A partir de la singularidad de los personajes que habitan la filmografía de Almodóvar se esboza acaso la mayor riqueza de su obra. La fauna que presenta luce auténtica; surge de la imaginación del cineasta, pero también de su gran capacidad de observación y escucha: en 1993, cuando asistió a la Muestra de Cine de Guadalajara, comentó que le gusta estar al pendiente de lo que se habla a su alrededor, porque se inspira en las entonaciones y conversaciones de los demás, de ahí que sus diálogos suenen naturales aunque estén «muy trabajados». Por otra parte, Rossy de Palma —esa actriz de inolvidables rasgos pronunciados— ha anotado en más de una ocasión cómo llamó la atención del cineasta en un antro, en los años de la Movida, gracias al vestuario poco discreto que ella portaba y que ella misma diseñó, por lo que se convirtió en colaboradora del manchego.
Almodóvar le ha tomado con lucidez el pulso a Madrid. Ha acompañado el crecimiento de una sociedad que ha ido del estruendo extrovertido y colorido a la gravedad y el desencanto, con un interés particular en la sexualidad. De la desfachatez a la introspección, Almodóvar ha ventilado las inquietudes de un país que encontró en el exceso la posibilidad de sentirse vivo. Es bastante notorio, por ejemplo, el cambio de la irreverencia y el deseo desenfrenado de Laberinto de pasiones (1982) a la sobriedad y la represión de La piel que habito (2011).

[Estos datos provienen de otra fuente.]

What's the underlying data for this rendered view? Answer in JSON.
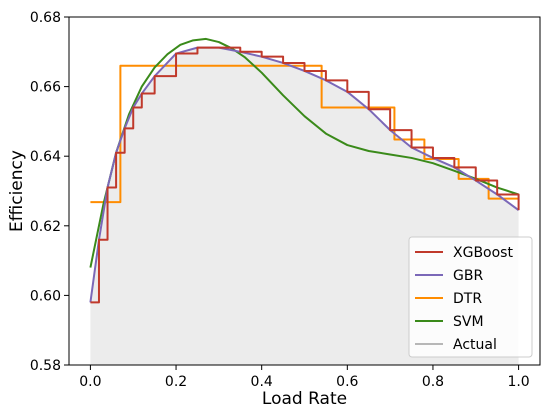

Madrid es poco amigable y no busca quedar bien con nadie… ni en su cine, de ahí que el turista prefiera otras fachadas y otros anfitriones. Es una ciudad que valora lo auténtico y, como sugiere De la Iglesia, expone y castiga la hipocresía: «Madrid es un lugar que acoge de una manera violenta y agresiva a todo el que quiere ser algo que no ha sido hasta hora. En ese sentido, es un sitio muy agresivo. Es muy La comunidad».